BELTSVILLE, Md. — A woman who witnessed a Prince George’s County police officer open fire on a pit bull in Beltsville said the shooting was both dangerous and unnecessary.
The dog was not hurt and was seized by authorities. In the aftermath, an officer is on routine administrative leave while the case is reviewed.
This follows another incident where two other PGPD officers were suspended for shooting a dog inside an occupied Hyattsville apartment Wednesday. A third officer in that incident is on administrative leave pending an investigation.
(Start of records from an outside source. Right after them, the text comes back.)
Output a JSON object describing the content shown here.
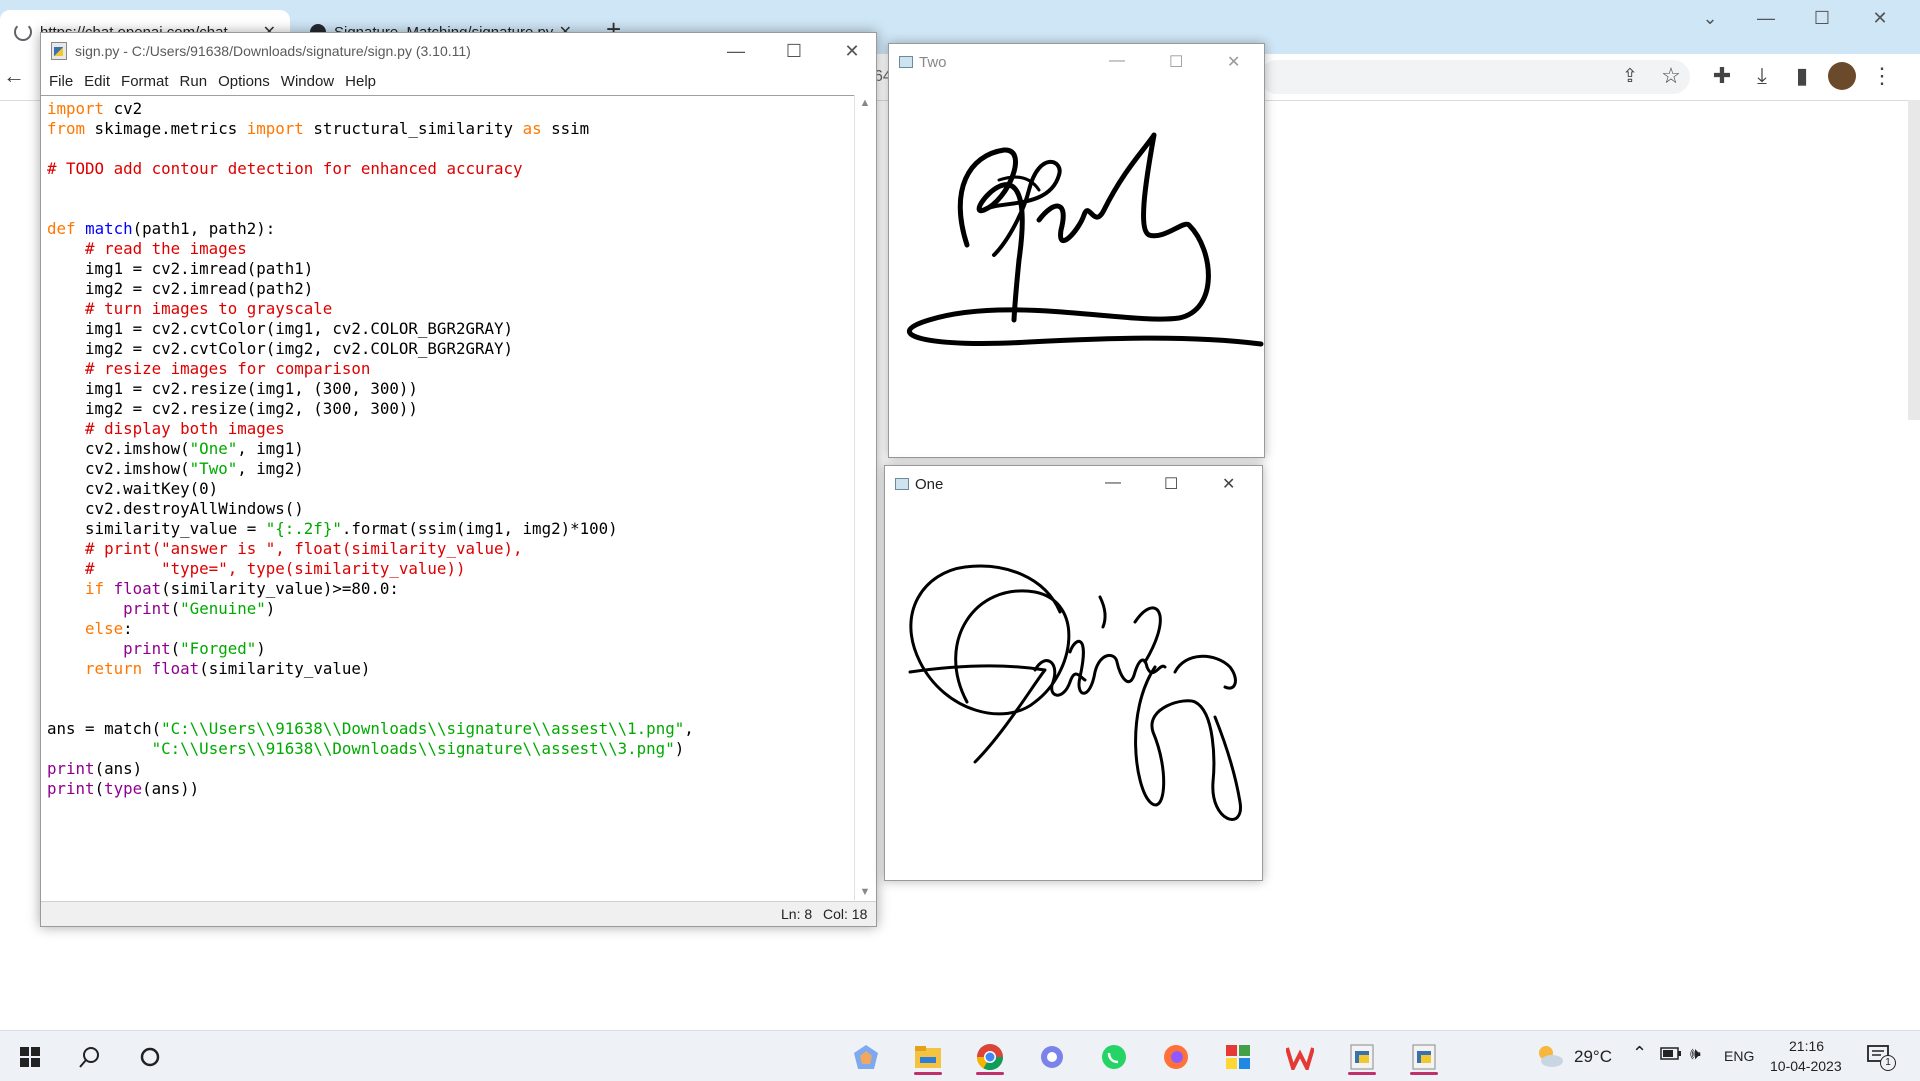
{
  "browser": {
    "tabs": [
      {
        "label": "https://chat.openai.com/chat",
        "active": true
      },
      {
        "label": "Signature_Matching/signature.py",
        "active": false
      }
    ],
    "new_tab": "+",
    "address_fragment": "64",
    "icons": [
      "back-arrow-icon",
      "share-icon",
      "star-icon",
      "extensions-icon",
      "download-icon",
      "sidepanel-icon",
      "avatar",
      "kebab-menu-icon"
    ]
  },
  "idle": {
    "title": "sign.py - C:/Users/91638/Downloads/signature/sign.py (3.10.11)",
    "menu": [
      "File",
      "Edit",
      "Format",
      "Run",
      "Options",
      "Window",
      "Help"
    ],
    "status": {
      "line": "Ln: 8",
      "col": "Col: 18"
    },
    "code": [
      [
        {
          "t": "import",
          "c": "kw"
        },
        {
          "t": " cv2"
        }
      ],
      [
        {
          "t": "from",
          "c": "kw"
        },
        {
          "t": " skimage.metrics "
        },
        {
          "t": "import",
          "c": "kw"
        },
        {
          "t": " structural_similarity "
        },
        {
          "t": "as",
          "c": "kw"
        },
        {
          "t": " ssim"
        }
      ],
      [],
      [
        {
          "t": "# TODO add contour detection for enhanced accuracy",
          "c": "cm"
        }
      ],
      [],
      [],
      [
        {
          "t": "def",
          "c": "kw"
        },
        {
          "t": " "
        },
        {
          "t": "match",
          "c": "df"
        },
        {
          "t": "(path1, path2):"
        }
      ],
      [
        {
          "t": "    "
        },
        {
          "t": "# read the images",
          "c": "cm"
        }
      ],
      [
        {
          "t": "    img1 = cv2.imread(path1)"
        }
      ],
      [
        {
          "t": "    img2 = cv2.imread(path2)"
        }
      ],
      [
        {
          "t": "    "
        },
        {
          "t": "# turn images to grayscale",
          "c": "cm"
        }
      ],
      [
        {
          "t": "    img1 = cv2.cvtColor(img1, cv2.COLOR_BGR2GRAY)"
        }
      ],
      [
        {
          "t": "    img2 = cv2.cvtColor(img2, cv2.COLOR_BGR2GRAY)"
        }
      ],
      [
        {
          "t": "    "
        },
        {
          "t": "# resize images for comparison",
          "c": "cm"
        }
      ],
      [
        {
          "t": "    img1 = cv2.resize(img1, (300, 300))"
        }
      ],
      [
        {
          "t": "    img2 = cv2.resize(img2, (300, 300))"
        }
      ],
      [
        {
          "t": "    "
        },
        {
          "t": "# display both images",
          "c": "cm"
        }
      ],
      [
        {
          "t": "    cv2.imshow("
        },
        {
          "t": "\"One\"",
          "c": "st"
        },
        {
          "t": ", img1)"
        }
      ],
      [
        {
          "t": "    cv2.imshow("
        },
        {
          "t": "\"Two\"",
          "c": "st"
        },
        {
          "t": ", img2)"
        }
      ],
      [
        {
          "t": "    cv2.waitKey(0)"
        }
      ],
      [
        {
          "t": "    cv2.destroyAllWindows()"
        }
      ],
      [
        {
          "t": "    similarity_value = "
        },
        {
          "t": "\"{:.2f}\"",
          "c": "st"
        },
        {
          "t": ".format(ssim(img1, img2)*100)"
        }
      ],
      [
        {
          "t": "    "
        },
        {
          "t": "# print(\"answer is \", float(similarity_value),",
          "c": "cm"
        }
      ],
      [
        {
          "t": "    "
        },
        {
          "t": "#       \"type=\", type(similarity_value))",
          "c": "cm"
        }
      ],
      [
        {
          "t": "    "
        },
        {
          "t": "if",
          "c": "kw"
        },
        {
          "t": " "
        },
        {
          "t": "float",
          "c": "bi"
        },
        {
          "t": "(similarity_value)>=80.0:"
        }
      ],
      [
        {
          "t": "        "
        },
        {
          "t": "print",
          "c": "bi"
        },
        {
          "t": "("
        },
        {
          "t": "\"Genuine\"",
          "c": "st"
        },
        {
          "t": ")"
        }
      ],
      [
        {
          "t": "    "
        },
        {
          "t": "else",
          "c": "kw"
        },
        {
          "t": ":"
        }
      ],
      [
        {
          "t": "        "
        },
        {
          "t": "print",
          "c": "bi"
        },
        {
          "t": "("
        },
        {
          "t": "\"Forged\"",
          "c": "st"
        },
        {
          "t": ")"
        }
      ],
      [
        {
          "t": "    "
        },
        {
          "t": "return",
          "c": "kw"
        },
        {
          "t": " "
        },
        {
          "t": "float",
          "c": "bi"
        },
        {
          "t": "(similarity_value)"
        }
      ],
      [],
      [],
      [
        {
          "t": "ans = match("
        },
        {
          "t": "\"C:\\\\Users\\\\91638\\\\Downloads\\\\signature\\\\assest\\\\1.png\"",
          "c": "st"
        },
        {
          "t": ","
        }
      ],
      [
        {
          "t": "           "
        },
        {
          "t": "\"C:\\\\Users\\\\91638\\\\Downloads\\\\signature\\\\assest\\\\3.png\"",
          "c": "st"
        },
        {
          "t": ")"
        }
      ],
      [
        {
          "t": "print",
          "c": "bi"
        },
        {
          "t": "(ans)"
        }
      ],
      [
        {
          "t": "print",
          "c": "bi"
        },
        {
          "t": "("
        },
        {
          "t": "type",
          "c": "bi"
        },
        {
          "t": "(ans))"
        }
      ]
    ]
  },
  "windows": {
    "two": {
      "title": "Two"
    },
    "one": {
      "title": "One"
    }
  },
  "taskbar": {
    "apps": [
      "windows-start-icon",
      "search-icon",
      "cortana-icon",
      "copilot-icon",
      "file-explorer-icon",
      "chrome-icon",
      "teams-icon",
      "whatsapp-icon",
      "firefox-icon",
      "app-grid-icon",
      "wps-icon",
      "idle-icon",
      "idle-icon-2"
    ],
    "weather": "29°C",
    "language": "ENG",
    "time": "21:16",
    "date": "10-04-2023",
    "notifications": "1"
  },
  "colors": {
    "keyword": "#ff7700",
    "builtin": "#900090",
    "defname": "#0000ff",
    "comment": "#dd0000",
    "string": "#00aa00",
    "chrome_tabbar": "#cfe6f6",
    "taskbar": "#eef2f7"
  }
}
The Thursday shooting in the 11000 block of Evans Trail Road in Beltsville happened when a pit pull got loose as Prince George’s County police responded to a domestic dispute, according to the department's account of the incident.
Two shots were fired, police said. The dog was not hurt and no bystanders or officers were injured.
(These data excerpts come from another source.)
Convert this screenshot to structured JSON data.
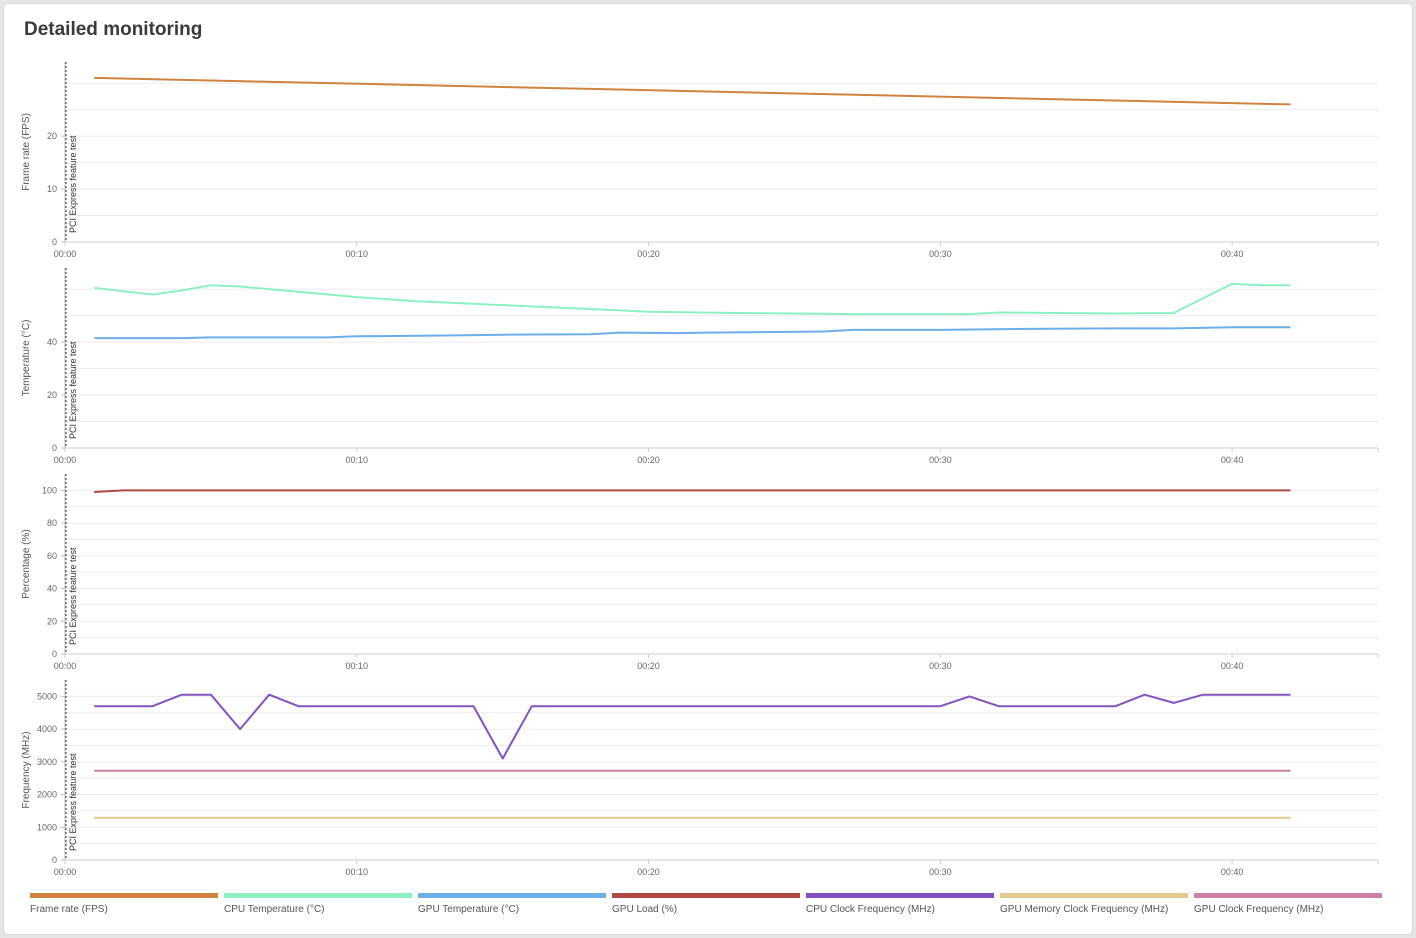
{
  "title": "Detailed monitoring",
  "marker_label": "PCI Express feature test",
  "legend": [
    {
      "label": "Frame rate (FPS)",
      "color": "#d0833e"
    },
    {
      "label": "CPU Temperature (°C)",
      "color": "#8df0c3"
    },
    {
      "label": "GPU Temperature (°C)",
      "color": "#6caee8"
    },
    {
      "label": "GPU Load (%)",
      "color": "#b04a45"
    },
    {
      "label": "CPU Clock Frequency (MHz)",
      "color": "#8452c0"
    },
    {
      "label": "GPU Memory Clock Frequency (MHz)",
      "color": "#e0c98a"
    },
    {
      "label": "GPU Clock Frequency (MHz)",
      "color": "#cc7fa2"
    }
  ],
  "chart_data": [
    {
      "type": "line",
      "ylabel": "Frame rate (FPS)",
      "xlim": [
        0,
        45
      ],
      "ylim": [
        0,
        34
      ],
      "yticks": [
        0,
        10,
        20
      ],
      "xticks": [
        "00:00",
        "00:10",
        "00:20",
        "00:30",
        "00:40"
      ],
      "series": [
        {
          "name": "Frame rate (FPS)",
          "color": "#d0833e",
          "x": [
            1,
            42
          ],
          "y": [
            31,
            26
          ]
        }
      ]
    },
    {
      "type": "line",
      "ylabel": "Temperature (°C)",
      "xlim": [
        0,
        45
      ],
      "ylim": [
        0,
        68
      ],
      "yticks": [
        0,
        20,
        40
      ],
      "xticks": [
        "00:00",
        "00:10",
        "00:20",
        "00:30",
        "00:40"
      ],
      "series": [
        {
          "name": "CPU Temperature (°C)",
          "color": "#8df0c3",
          "x": [
            1,
            3,
            4,
            5,
            6,
            8,
            10,
            12,
            15,
            18,
            20,
            23,
            25,
            27,
            30,
            31,
            32,
            34,
            36,
            38,
            40,
            41,
            42
          ],
          "y": [
            60.5,
            58,
            59.5,
            61.5,
            61,
            59,
            57,
            55.5,
            54,
            52.5,
            51.5,
            51,
            50.8,
            50.6,
            50.6,
            50.6,
            51.2,
            51,
            50.8,
            51,
            62,
            61.5,
            61.5
          ]
        },
        {
          "name": "GPU Temperature (°C)",
          "color": "#6caee8",
          "x": [
            1,
            4,
            5,
            9,
            10,
            13,
            15,
            18,
            19,
            21,
            22,
            26,
            27,
            30,
            33,
            36,
            38,
            40,
            42
          ],
          "y": [
            41.5,
            41.5,
            41.8,
            41.8,
            42.2,
            42.5,
            42.8,
            43,
            43.6,
            43.4,
            43.6,
            44,
            44.6,
            44.6,
            45,
            45.2,
            45.2,
            45.6,
            45.6
          ]
        }
      ]
    },
    {
      "type": "line",
      "ylabel": "Percentage (%)",
      "xlim": [
        0,
        45
      ],
      "ylim": [
        0,
        110
      ],
      "yticks": [
        0,
        20,
        40,
        60,
        80,
        100
      ],
      "xticks": [
        "00:00",
        "00:10",
        "00:20",
        "00:30",
        "00:40"
      ],
      "series": [
        {
          "name": "GPU Load (%)",
          "color": "#b04a45",
          "x": [
            1,
            2,
            42
          ],
          "y": [
            99,
            100,
            100
          ]
        }
      ]
    },
    {
      "type": "line",
      "ylabel": "Frequency (MHz)",
      "xlim": [
        0,
        45
      ],
      "ylim": [
        0,
        5500
      ],
      "yticks": [
        0,
        1000,
        2000,
        3000,
        4000,
        5000
      ],
      "xticks": [
        "00:00",
        "00:10",
        "00:20",
        "00:30",
        "00:40"
      ],
      "series": [
        {
          "name": "CPU Clock Frequency (MHz)",
          "color": "#8452c0",
          "x": [
            1,
            3,
            4,
            5,
            6,
            7,
            8,
            14,
            15,
            16,
            30,
            31,
            32,
            36,
            37,
            38,
            39,
            40,
            42
          ],
          "y": [
            4700,
            4700,
            5050,
            5050,
            4000,
            5050,
            4700,
            4700,
            3100,
            4700,
            4700,
            5000,
            4700,
            4700,
            5050,
            4800,
            5050,
            5050,
            5050
          ]
        },
        {
          "name": "GPU Clock Frequency (MHz)",
          "color": "#cc7fa2",
          "x": [
            1,
            42
          ],
          "y": [
            2730,
            2730
          ]
        },
        {
          "name": "GPU Memory Clock Frequency (MHz)",
          "color": "#e0c98a",
          "x": [
            1,
            42
          ],
          "y": [
            1290,
            1290
          ]
        }
      ]
    }
  ]
}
But witness Angela Hope Pope complained the shooting was dangerous.
“He's a wonderful dog," she said. "The only thing he was doing is running from the altercation because he was scared."
Pope explained that her friends had been fighting over a phone when the 55-pound dog broke away. She claims two officers pulled guns and tried to contain the dog when it broke away again and a third officer got involved and started shooting.
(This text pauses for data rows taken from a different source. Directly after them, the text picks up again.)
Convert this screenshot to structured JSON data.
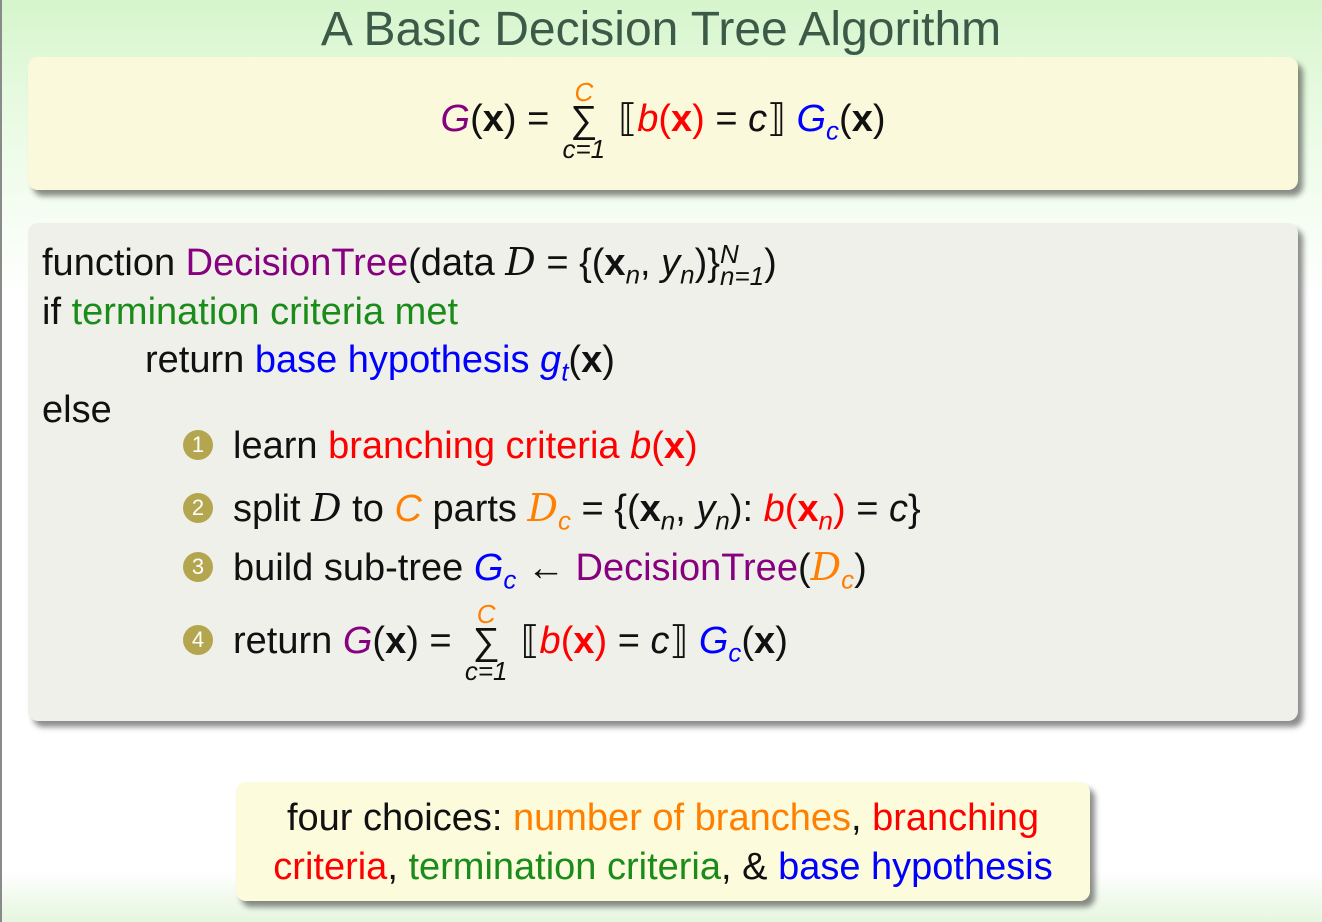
{
  "title": "A Basic Decision Tree Algorithm",
  "formula": {
    "lhs": "G",
    "x": "x",
    "sum_upper": "C",
    "sum_lower": "c=1",
    "b": "b",
    "c": "c",
    "Gc": "G",
    "Gc_sub": "c"
  },
  "algorithm": {
    "kw_function": "function",
    "fn_name": "DecisionTree",
    "kw_data": "data",
    "D": "D",
    "n_sub": "n",
    "N_sup": "N",
    "n_eq_1": "n=1",
    "kw_if": "if",
    "termination": "termination criteria met",
    "kw_return": "return",
    "base_hypothesis": "base hypothesis",
    "g_sym": "g",
    "g_sub": "t",
    "kw_else": "else",
    "steps": [
      {
        "num": "1",
        "learn": "learn",
        "branching": "branching criteria"
      },
      {
        "num": "2",
        "split": "split",
        "to": "to",
        "C": "C",
        "parts": "parts"
      },
      {
        "num": "3",
        "build": "build sub-tree",
        "fn": "DecisionTree"
      },
      {
        "num": "4",
        "ret": "return"
      }
    ]
  },
  "note": {
    "prefix": "four choices:",
    "c1": "number of branches",
    "c2a": "branching",
    "c2b": "criteria",
    "c3": "termination criteria",
    "amp": "&",
    "c4": "base hypothesis"
  },
  "colors": {
    "title": "#3c5a48",
    "purple": "#86007f",
    "red": "#ff0000",
    "blue": "#0000ff",
    "orange": "#ff7f00",
    "green": "#1a8c1a",
    "bullet": "#b3a64e"
  }
}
"That officer had no reason to point her gun at that dog and try to shoot it, or even just shoot in an open apartment complex," Pope said. "She could have put bullet holes to anybody's house, or children!”
Pope said she too was trying to control the dog and was close enough to be hit by a hot ejected shell casing from the officer's pistol. Prince George’s County police say the officer involved fired twice.
"The officer is on routine leave while the incident is documented and investigated as required any time an officer fires a gun," police said.
The Beltsville incident comes after two officers were suspended and a third was put on leave after a dog was shot and tasered inside an occupied Hyattsville apartment Wednesday. In that case, the dog died. The officers were responding to a dog bite complaint.
According to the department’s general orders, officers are authorized and even obligated to use lethal force on animals that are a threat to people. Because deadly force is involved, all animal shootings are investigated and documented just like gunfire involving people, according to the department’s general orders.
In Prince George’s County, in 2019, police shot at dogs eight times, according to police.
In the District of Columbia, the city’s annual use of force report says there were a dozen dog shooting incidents in the District during one recent year. Last year, there were three.
The dog in Thursday's Beltsville incident was not hurt, but ended up seized by authorities because it was a pit bull.
The county has had a ban on unregistered pit bulls, and restrictions on how they are kept since 1997.